Mi madre entró en el cuarto de la tele envuelta en su bata de noche–ha usado la misma desde que tengo memoria–con una mano en el bolsillo cuadrado, y la otra sosteniendo la taza de peltre. Se quedó parada a mi lado, justo al borde del sofá. De reojo podía ver cómo miraba fijamente la pantalla casi sin parpadear, apenas sacudiendo un párpado a medio camino con un temblor involuntario. Escuchábamos la voz monocorde del locutor; una narración en off acompañada de imágenes granuladas y oscuras. La luz de la tele azulaba el rostro de mi madre, exponiendo poros y surcos, haciendo traslúcido el cintillo de canas que coronaba su melena rizada. Con movimientos lentos se fue agachando hasta posar una nalga en el apoyabrazos del sofá, sin despegar los ojos del programa que mirábamos. Seguía sosteniendo la taza de lo que imagino era un té ya tibio, mientras su otra mano se paseaba por las costuras del sofá, arrancando hilos sueltos. Esa misma mano posó en mi hombro, con un apretón repentino de premura. De inmediato nuestras miradas se encontraron, la mía, desorbitada; la suya, fija. Pronunció mi nombre con una voz queda, rara, como si saliera de una gruta. Le mantuve la mirada esperando que hablara. Yo no sabía qué decir. Tenía el corazón a millón.

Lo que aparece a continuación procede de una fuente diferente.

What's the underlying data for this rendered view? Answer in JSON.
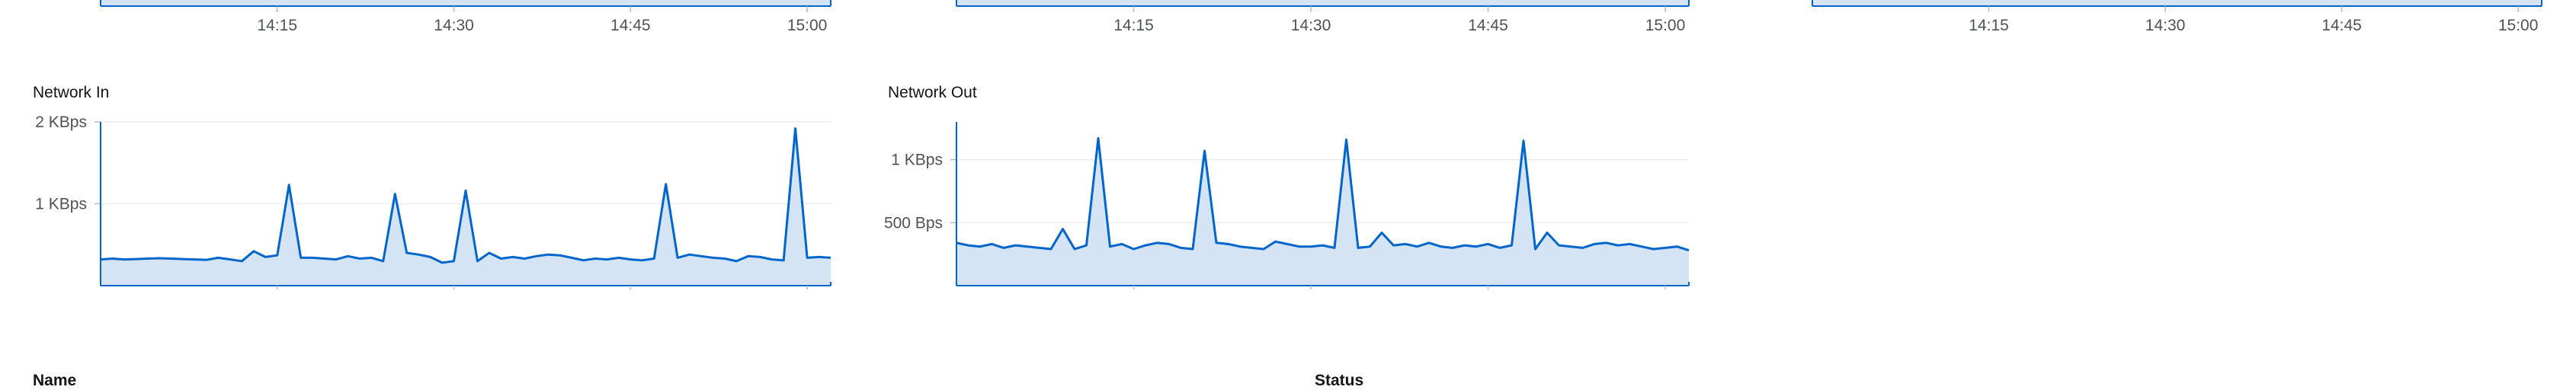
{
  "theme": {
    "line": "#0066cc",
    "fill": "#d5e4f5",
    "axis": "#0066cc",
    "grid": "#ececec",
    "tick_text": "#4f5255"
  },
  "charts": [
    {
      "id": "top-left-partial",
      "title": "",
      "x_ticks": [
        "14:15",
        "14:30",
        "14:45",
        "15:00"
      ],
      "y_ticks": [],
      "chart_data": {
        "type": "area",
        "series": [],
        "xlabel": "",
        "ylabel": ""
      }
    },
    {
      "id": "top-middle-partial",
      "title": "",
      "x_ticks": [
        "14:15",
        "14:30",
        "14:45",
        "15:00"
      ],
      "y_ticks": [],
      "chart_data": {
        "type": "area",
        "series": [],
        "xlabel": "",
        "ylabel": ""
      }
    },
    {
      "id": "top-right-partial",
      "title": "",
      "x_ticks": [
        "14:15",
        "14:30",
        "14:45",
        "15:00"
      ],
      "y_ticks": [],
      "chart_data": {
        "type": "area",
        "series": [],
        "xlabel": "",
        "ylabel": ""
      }
    },
    {
      "id": "network-in",
      "title": "Network In",
      "x_ticks": [
        "14:15",
        "14:30",
        "14:45",
        "15:00"
      ],
      "y_ticks": [
        {
          "label": "2 KBps",
          "value": 2000
        },
        {
          "label": "1 KBps",
          "value": 1000
        }
      ],
      "chart_data": {
        "type": "area",
        "title": "Network In",
        "xlabel": "",
        "ylabel": "",
        "ylim": [
          0,
          2000
        ],
        "xlim": [
          "14:00",
          "15:02"
        ],
        "x": [
          "14:00",
          "14:01",
          "14:02",
          "14:03",
          "14:04",
          "14:05",
          "14:06",
          "14:07",
          "14:08",
          "14:09",
          "14:10",
          "14:11",
          "14:12",
          "14:13",
          "14:14",
          "14:15",
          "14:16",
          "14:17",
          "14:18",
          "14:19",
          "14:20",
          "14:21",
          "14:22",
          "14:23",
          "14:24",
          "14:25",
          "14:26",
          "14:27",
          "14:28",
          "14:29",
          "14:30",
          "14:31",
          "14:32",
          "14:33",
          "14:34",
          "14:35",
          "14:36",
          "14:37",
          "14:38",
          "14:39",
          "14:40",
          "14:41",
          "14:42",
          "14:43",
          "14:44",
          "14:45",
          "14:46",
          "14:47",
          "14:48",
          "14:49",
          "14:50",
          "14:51",
          "14:52",
          "14:53",
          "14:54",
          "14:55",
          "14:56",
          "14:57",
          "14:58",
          "14:59",
          "15:00",
          "15:01",
          "15:02"
        ],
        "values": [
          320,
          330,
          320,
          325,
          330,
          335,
          330,
          325,
          320,
          315,
          340,
          320,
          300,
          420,
          350,
          370,
          1230,
          340,
          340,
          330,
          320,
          360,
          330,
          340,
          300,
          1120,
          400,
          380,
          350,
          280,
          300,
          1160,
          300,
          400,
          330,
          350,
          330,
          360,
          380,
          370,
          340,
          310,
          330,
          320,
          340,
          320,
          310,
          330,
          1240,
          340,
          380,
          360,
          340,
          330,
          300,
          360,
          350,
          320,
          310,
          1920,
          340,
          350,
          340
        ]
      }
    },
    {
      "id": "network-out",
      "title": "Network Out",
      "x_ticks": [
        "14:15",
        "14:30",
        "14:45",
        "15:00"
      ],
      "y_ticks": [
        {
          "label": "1 KBps",
          "value": 1000
        },
        {
          "label": "500 Bps",
          "value": 500
        }
      ],
      "chart_data": {
        "type": "area",
        "title": "Network Out",
        "xlabel": "",
        "ylabel": "",
        "ylim": [
          0,
          1300
        ],
        "xlim": [
          "14:00",
          "15:02"
        ],
        "x": [
          "14:00",
          "14:01",
          "14:02",
          "14:03",
          "14:04",
          "14:05",
          "14:06",
          "14:07",
          "14:08",
          "14:09",
          "14:10",
          "14:11",
          "14:12",
          "14:13",
          "14:14",
          "14:15",
          "14:16",
          "14:17",
          "14:18",
          "14:19",
          "14:20",
          "14:21",
          "14:22",
          "14:23",
          "14:24",
          "14:25",
          "14:26",
          "14:27",
          "14:28",
          "14:29",
          "14:30",
          "14:31",
          "14:32",
          "14:33",
          "14:34",
          "14:35",
          "14:36",
          "14:37",
          "14:38",
          "14:39",
          "14:40",
          "14:41",
          "14:42",
          "14:43",
          "14:44",
          "14:45",
          "14:46",
          "14:47",
          "14:48",
          "14:49",
          "14:50",
          "14:51",
          "14:52",
          "14:53",
          "14:54",
          "14:55",
          "14:56",
          "14:57",
          "14:58",
          "14:59",
          "15:00",
          "15:01",
          "15:02"
        ],
        "values": [
          340,
          320,
          310,
          330,
          300,
          320,
          310,
          300,
          290,
          450,
          290,
          320,
          1170,
          310,
          330,
          290,
          320,
          340,
          330,
          300,
          290,
          1070,
          340,
          330,
          310,
          300,
          290,
          350,
          330,
          310,
          310,
          320,
          300,
          1160,
          300,
          310,
          420,
          320,
          330,
          310,
          340,
          310,
          300,
          320,
          310,
          330,
          300,
          320,
          1150,
          290,
          420,
          320,
          310,
          300,
          330,
          340,
          320,
          330,
          310,
          290,
          300,
          310,
          280
        ]
      }
    }
  ],
  "sections": {
    "name_label": "Name",
    "status_label": "Status"
  }
}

–¿Recuerdas cuando vimos el ovni?

Era su voz. Era su rostro. Pero pronto su expresión cambió: su mirada parecía sonreír, al tiempo que sus labios apretados y su gesto parecían disculparse. Asentía con la cabeza, como si leyera mi mente y confirmara con pena los pensamientos que se me cruzaban en intersecciones absurdas. Mis manos abrazaban la frazada que cubría mis piernas y ante su avanzada rápida con la clara intención de agarrarme por el cuello, me aparté de una vez, me cubrí con la cobija y solté un grito desesperado. Lo recuerdo como un aullido.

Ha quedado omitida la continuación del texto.